Great to see a few owners surfacing since reports have been few and far between. I'd be interested in hearing the sq.ft. that folks are heating, burn times, and how the stove runs. What's your chimney setup? Do you find it easy to control the output of the stove? (I've never run tube stoves, but what I read here is that it's critical on a fresh load to be cutting the air before too much wood gets gassing, so you can control output and burn length.)
for anyone else who doesn't think it's ok for the stove to smoke when you open the door, I welcome your suggestion. Like I said, my last stove didn't smoke, and I heated the house with it for 12 years. Thanks
This stove is probably a little different than what you had before. The box is wide and shallow, and with no bypass and the big front door, smoke spillage is more likely. But the big-window view is worth making allowances for, IMO.
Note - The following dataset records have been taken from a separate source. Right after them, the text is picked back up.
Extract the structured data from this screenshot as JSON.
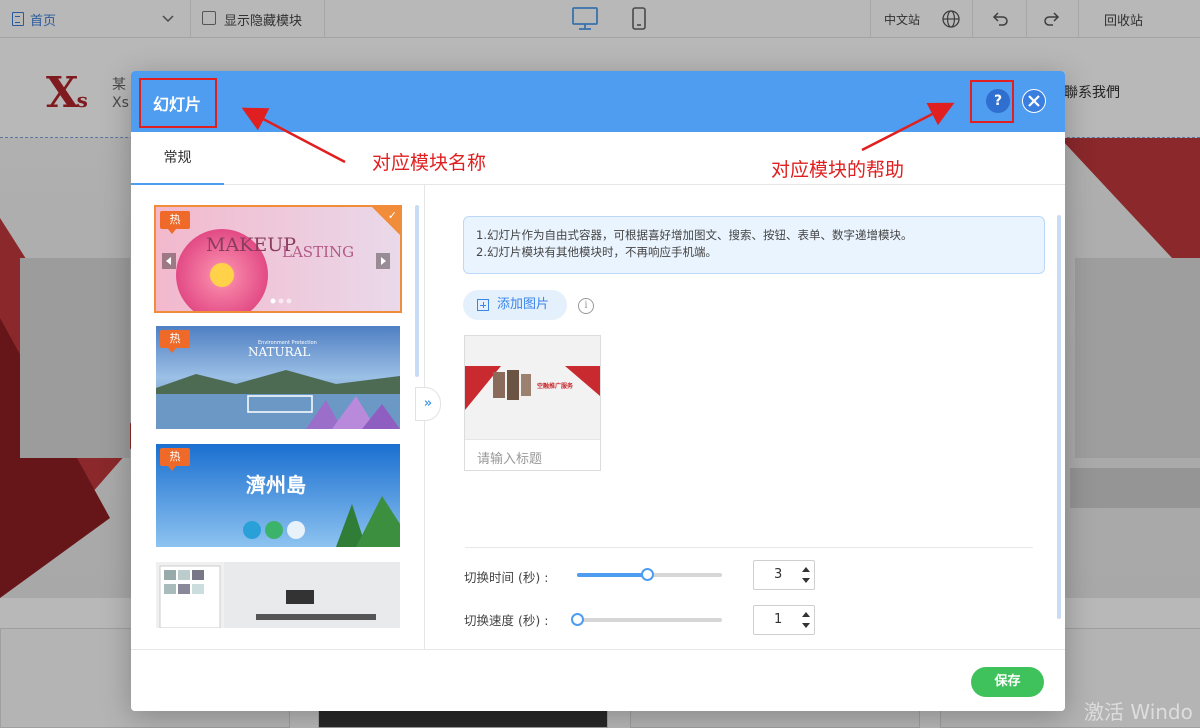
{
  "toolbar": {
    "home_label": "首页",
    "show_hidden_label": "显示隐藏模块",
    "lang_label": "中文站",
    "recycle_label": "回收站"
  },
  "site": {
    "logo_main": "X",
    "logo_sub": "s",
    "brand_line1": "某",
    "brand_line2": "Xs",
    "nav_contact": "聯系我們",
    "watermark": "激活 Windo"
  },
  "modal": {
    "title": "幻灯片",
    "help_label": "?",
    "tab_general": "常规",
    "expand_label": "»",
    "hot_label": "热",
    "selected_check": "✓",
    "thumbnails": [
      {
        "text1": "MAKEUP",
        "text2": "LASTING",
        "hot": true
      },
      {
        "text1": "NATURAL",
        "text2": "Environment Protection",
        "hot": true
      },
      {
        "text1": "濟州島",
        "text2": "",
        "hot": true
      },
      {
        "text1": "",
        "text2": "",
        "hot": false
      }
    ],
    "notice": {
      "line1": "1.幻灯片作为自由式容器，可根据喜好增加图文、搜索、按钮、表单、数字递增模块。",
      "line2": "2.幻灯片模块有其他模块时，不再响应手机端。"
    },
    "add_image_label": "添加图片",
    "info_label": "i",
    "image_card": {
      "pic_text": "空融推广服务",
      "title_placeholder": "请输入标题"
    },
    "settings": {
      "switch_time_label": "切换时间 (秒) :",
      "switch_time_value": "3",
      "switch_time_fraction": 0.48,
      "switch_speed_label": "切换速度 (秒) :",
      "switch_speed_value": "1",
      "switch_speed_fraction": 0.0
    },
    "save_label": "保存"
  },
  "annotations": {
    "module_name": "对应模块名称",
    "module_help": "对应模块的帮助"
  },
  "colors": {
    "accent": "#4e9df0",
    "save": "#3fc25c",
    "hot": "#ef6a28",
    "annotation": "#e02020"
  }
}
With 20' of stack, you should have good draft. If you
must use the front door, try closing off all other air (side door and air control) to force the draft to pull into the front door stronger. Like others posters, I don't need to poke the fire and don't use the front door, just side-load it, close it, and work the air controls and cat bypass, then cruise until it's time to reload. If your wood has been split (not too huge) and stacked for a couple years (longer for the Oak and Hickory you have,) it will start right up when loaded on a coal bed, you don't have to coax it to burn. You may need some bigger splits to control the burn in your stove, but if you're leaving round logs unsplit, they take
really long to dry (maybe decades for Oak.)
Get way ahead on your wood supply, and the payoff is huge...burning wood becomes a joy instead of a chore. I tried to burn wet Red Oak for many years until I came here and got dry-wood religion...never going back. Now I'm burning 3-yr. Oak and Hickory, and lovin' it!